One is reminded throughout of the delightful Lutie from Our First Murder (1940) by Torrey Chanslor, especially when it turns out that someone else wishes to get their hands on the house for — duhn-duhn-duuuuuuuhn — nefarious purposes, and the sisters find themselves confronting a thief and, eventually, the criminal mastermind who has the town “sewn up” and is keen to kill them to get what he wants. If it doesn’t quite have the brilliantly contrasting gallows humour of the Jopseph Kesselring play (well, more the Frank Capra movie…as I’ve not seen or read the play) from which it takes its name, it certainly earns the comparison.
It would take a very hard heart indeed not to get swept up in the delight the sisters feel at being able to solve a mystery of their own (“What joy, Florence, what a triumph! Even Nero Wolfe would be proud of us.”), and if the Poe allusions that tickle along throughout don’t quite pay off as neatly as they might…well, there’s easily more than enough glee in the writing (the sisters sitting “subdued but defiant, like two ruffled hens” is sublime, as is the schoolmarm-ish way they berate poor Tiny Tinker for using a double negative during their interrogation of him) to carry you along with nothing close to a complaint. Surprising, too, given that this is a collection for younger readers, how little sympathy is evinced for the departed nephew (“Walter was always a rapscallion. I certainly did not intend to lose my life over him.”) — there’s a casual emotional maturity there that older eyes might simply pass over, and Arthur deserves credit for confronting it so easily.

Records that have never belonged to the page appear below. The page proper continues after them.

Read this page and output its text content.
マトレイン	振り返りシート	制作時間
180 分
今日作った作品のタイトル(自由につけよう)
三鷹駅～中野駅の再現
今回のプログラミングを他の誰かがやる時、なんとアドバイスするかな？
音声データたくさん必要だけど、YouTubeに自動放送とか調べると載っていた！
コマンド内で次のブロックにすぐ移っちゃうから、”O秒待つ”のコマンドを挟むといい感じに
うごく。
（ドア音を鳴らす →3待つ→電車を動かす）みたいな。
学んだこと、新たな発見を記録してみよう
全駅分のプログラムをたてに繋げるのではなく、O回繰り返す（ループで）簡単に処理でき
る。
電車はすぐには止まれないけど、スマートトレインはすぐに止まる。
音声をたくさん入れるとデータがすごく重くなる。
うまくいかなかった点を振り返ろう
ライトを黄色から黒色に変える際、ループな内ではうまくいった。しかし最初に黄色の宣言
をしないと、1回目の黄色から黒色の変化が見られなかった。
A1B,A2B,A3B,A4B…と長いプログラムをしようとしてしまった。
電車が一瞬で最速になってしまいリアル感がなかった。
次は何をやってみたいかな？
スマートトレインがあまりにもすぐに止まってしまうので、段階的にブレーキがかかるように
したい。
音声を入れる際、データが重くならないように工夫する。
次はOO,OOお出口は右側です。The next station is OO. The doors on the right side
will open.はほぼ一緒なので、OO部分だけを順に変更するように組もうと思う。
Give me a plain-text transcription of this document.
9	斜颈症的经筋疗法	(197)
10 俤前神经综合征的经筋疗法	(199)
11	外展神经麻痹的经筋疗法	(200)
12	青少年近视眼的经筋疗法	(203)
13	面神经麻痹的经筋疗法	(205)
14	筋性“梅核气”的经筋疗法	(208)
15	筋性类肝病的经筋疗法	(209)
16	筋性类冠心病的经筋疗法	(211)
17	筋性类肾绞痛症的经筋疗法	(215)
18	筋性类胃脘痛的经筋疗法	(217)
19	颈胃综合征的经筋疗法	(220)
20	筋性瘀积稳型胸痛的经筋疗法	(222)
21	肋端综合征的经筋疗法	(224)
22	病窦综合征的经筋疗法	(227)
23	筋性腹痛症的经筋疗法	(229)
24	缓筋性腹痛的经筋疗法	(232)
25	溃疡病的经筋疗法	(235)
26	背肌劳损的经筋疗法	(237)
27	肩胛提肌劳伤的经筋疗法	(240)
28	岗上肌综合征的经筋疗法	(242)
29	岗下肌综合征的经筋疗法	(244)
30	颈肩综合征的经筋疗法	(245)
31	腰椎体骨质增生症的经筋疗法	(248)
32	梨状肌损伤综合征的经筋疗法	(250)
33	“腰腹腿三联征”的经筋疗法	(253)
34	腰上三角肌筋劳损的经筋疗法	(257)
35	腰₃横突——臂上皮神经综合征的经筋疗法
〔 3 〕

At the back of this collection there is a chapter in which Arthur addresses the old “Where Do You Get Your Ideas?” chestnut, which tells us nothing you wouldn’t expect for these two stories: the first concerning how a man could hide money easily in the city so that he’d be able to find it again, the second “because the contrast of two little old ladies pitted against tough criminals and winning out seemed funny”. I suppose he’s not really going to get into the idea of morals, ethics, obligation, and conformity in a light bit of ‘behind the curtain’ writing for his intended audience, but I’d be fascinated to know more about the decisions made in ‘Mr. Manning’s Money Tree’ in particular. Alas, not to be.